Des secouristes inspectent les décombres d'un immeuble résidentiel touché par une frappe militaire américano-israélienne nocturne à Tabriz, dans la province d'Azerbaïdjan oriental, au nord-ouest de l'Iran, le mardi 24 mars 2026. [AP Photo/Matin Hashemi]

La « Déclaration du G7 en soutien aux partenaires du Moyen-Orient », adoptée le 22 mars par les ministres des Affaires étrangères de l'Allemagne, de la France, de l'Italie, du Japon, du Canada, du Royaume-Uni, de l'Union européenne et des États-Unis, rappelle les mensonges éhontés d'Hitler. Elle marque la rupture définitive des puissances impérialistes européennes avec le droit international, au profit du principe de « la loi du plus fort ».

Cette déclaration prouve que ce ne sont pas seulement les États-Unis, sous la présidence de Trump, qui mènent une politique de violence impérialiste débridée, mais aussi l'Allemagne, la France, l'Italie, le Royaume-Uni, le Canada et le Japon. Ils n'invoquent le droit international que lorsque Trump, comme au Groenland, porte atteinte à leurs propres intérêts, ou lorsqu'ils l'utilisent pour justifier la guerre contre la Russie en Ukraine.

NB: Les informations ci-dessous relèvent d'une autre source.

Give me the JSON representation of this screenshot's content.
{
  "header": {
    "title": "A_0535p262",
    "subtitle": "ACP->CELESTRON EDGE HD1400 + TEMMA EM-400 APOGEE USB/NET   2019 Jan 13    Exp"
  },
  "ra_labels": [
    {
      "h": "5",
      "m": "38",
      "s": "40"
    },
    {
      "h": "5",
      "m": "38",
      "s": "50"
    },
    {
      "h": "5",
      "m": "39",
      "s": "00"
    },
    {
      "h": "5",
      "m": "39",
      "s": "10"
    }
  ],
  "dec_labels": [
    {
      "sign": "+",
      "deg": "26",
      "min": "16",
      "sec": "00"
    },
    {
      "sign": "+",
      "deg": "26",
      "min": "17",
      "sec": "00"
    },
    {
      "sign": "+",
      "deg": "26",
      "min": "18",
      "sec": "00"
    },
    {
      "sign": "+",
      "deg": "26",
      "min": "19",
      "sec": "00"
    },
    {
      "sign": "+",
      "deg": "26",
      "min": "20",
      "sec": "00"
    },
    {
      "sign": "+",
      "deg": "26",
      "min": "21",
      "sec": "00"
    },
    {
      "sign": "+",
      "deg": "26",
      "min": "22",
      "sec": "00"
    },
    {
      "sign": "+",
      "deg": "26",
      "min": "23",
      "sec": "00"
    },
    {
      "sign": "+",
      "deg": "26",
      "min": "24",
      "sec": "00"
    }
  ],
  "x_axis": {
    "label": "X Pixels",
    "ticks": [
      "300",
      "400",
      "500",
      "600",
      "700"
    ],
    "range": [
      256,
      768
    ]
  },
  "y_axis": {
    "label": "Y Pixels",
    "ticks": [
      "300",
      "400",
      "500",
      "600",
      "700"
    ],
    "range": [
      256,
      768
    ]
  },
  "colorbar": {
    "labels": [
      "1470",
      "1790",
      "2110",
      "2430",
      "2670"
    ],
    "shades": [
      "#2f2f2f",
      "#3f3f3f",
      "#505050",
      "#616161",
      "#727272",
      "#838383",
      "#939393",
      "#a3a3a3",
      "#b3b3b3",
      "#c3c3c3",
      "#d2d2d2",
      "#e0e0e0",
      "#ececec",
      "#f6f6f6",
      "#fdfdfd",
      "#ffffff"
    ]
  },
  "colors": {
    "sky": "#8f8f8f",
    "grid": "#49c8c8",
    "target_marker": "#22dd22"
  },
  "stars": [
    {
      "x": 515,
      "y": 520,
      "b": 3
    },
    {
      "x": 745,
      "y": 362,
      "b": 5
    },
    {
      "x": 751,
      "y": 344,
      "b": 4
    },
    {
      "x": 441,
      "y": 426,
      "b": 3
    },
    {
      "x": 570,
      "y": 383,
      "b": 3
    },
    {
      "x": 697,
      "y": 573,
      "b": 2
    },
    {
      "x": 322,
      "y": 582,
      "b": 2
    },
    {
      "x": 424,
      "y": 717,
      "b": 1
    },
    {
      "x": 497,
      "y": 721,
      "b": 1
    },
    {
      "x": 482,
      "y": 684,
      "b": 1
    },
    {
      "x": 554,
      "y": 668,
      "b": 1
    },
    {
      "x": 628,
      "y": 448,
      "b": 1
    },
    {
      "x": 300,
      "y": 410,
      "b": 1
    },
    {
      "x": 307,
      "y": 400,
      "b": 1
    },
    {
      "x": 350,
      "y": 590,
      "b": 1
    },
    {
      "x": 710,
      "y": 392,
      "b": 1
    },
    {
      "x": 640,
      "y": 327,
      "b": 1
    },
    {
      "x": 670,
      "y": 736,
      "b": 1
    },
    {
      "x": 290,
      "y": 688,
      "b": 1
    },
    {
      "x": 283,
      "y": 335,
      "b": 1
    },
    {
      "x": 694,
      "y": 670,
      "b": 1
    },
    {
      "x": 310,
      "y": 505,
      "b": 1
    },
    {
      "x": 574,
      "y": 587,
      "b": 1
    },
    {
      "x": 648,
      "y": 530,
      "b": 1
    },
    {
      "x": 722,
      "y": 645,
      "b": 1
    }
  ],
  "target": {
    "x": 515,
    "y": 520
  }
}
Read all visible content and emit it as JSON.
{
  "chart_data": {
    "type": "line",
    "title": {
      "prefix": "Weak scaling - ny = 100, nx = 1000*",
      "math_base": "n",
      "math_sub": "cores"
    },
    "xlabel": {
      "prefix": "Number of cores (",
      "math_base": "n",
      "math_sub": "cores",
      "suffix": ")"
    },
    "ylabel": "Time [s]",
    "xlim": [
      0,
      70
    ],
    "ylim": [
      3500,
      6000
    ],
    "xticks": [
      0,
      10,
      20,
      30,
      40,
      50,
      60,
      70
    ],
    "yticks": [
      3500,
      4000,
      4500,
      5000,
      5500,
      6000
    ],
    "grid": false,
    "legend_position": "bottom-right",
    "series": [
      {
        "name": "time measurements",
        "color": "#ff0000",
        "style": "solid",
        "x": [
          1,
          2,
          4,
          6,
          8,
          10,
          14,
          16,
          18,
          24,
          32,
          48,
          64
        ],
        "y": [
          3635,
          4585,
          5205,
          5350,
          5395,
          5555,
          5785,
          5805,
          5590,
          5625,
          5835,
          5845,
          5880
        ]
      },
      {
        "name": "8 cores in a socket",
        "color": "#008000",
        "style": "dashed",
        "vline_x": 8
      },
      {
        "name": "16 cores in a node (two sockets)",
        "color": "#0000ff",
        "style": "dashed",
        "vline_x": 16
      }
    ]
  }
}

Trois semaines après l'attaque américano-israélienne contre l'Iran – le bombardement de 8 000 cibles, le massacre d’au moins 1 300 civils, des assassinats ciblés des dirigeants du pays et des menaces d’anéantir l'Iran et de ramener le pays au Moyen-Âge – le G7 a adopté une déclaration qui présente la victime comme l'agresseur.

Ils condamnent les « attaques injustifiables de la République islamique d'Iran et de ses supplétifs » et exigent « la fin immédiate et sans condition de toutes les attaques menées par le régime iranien » – mais pas les attaques des États-Unis et d'Israël, qui ne sont même pas mentionnées dans la déclaration.

Les ministres des Affaires étrangères soutiennent ouvertement les objectifs de guerre et la propagande des États-Unis :

Le G7 affirme inlassablement que l’Iran ne doit jamais obtenir l’arme nucléaire et qu’il doit arrêter son programme de missiles balistiques, cesser ses activités de déstabilisation dans la région et dans le monde et mettre un terme à la répression et aux violences odieuses exercées à l’encontre de son propre peuple.

Il ne fait aucun doute que l'attaque américano-israélienne contre l'Iran est non provoquée et illégale, qu'elle constitue une guerre d'agression en violation du droit international, un crime de guerre pour lequel les dirigeants nazis ont été condamnés à mort à Nuremberg.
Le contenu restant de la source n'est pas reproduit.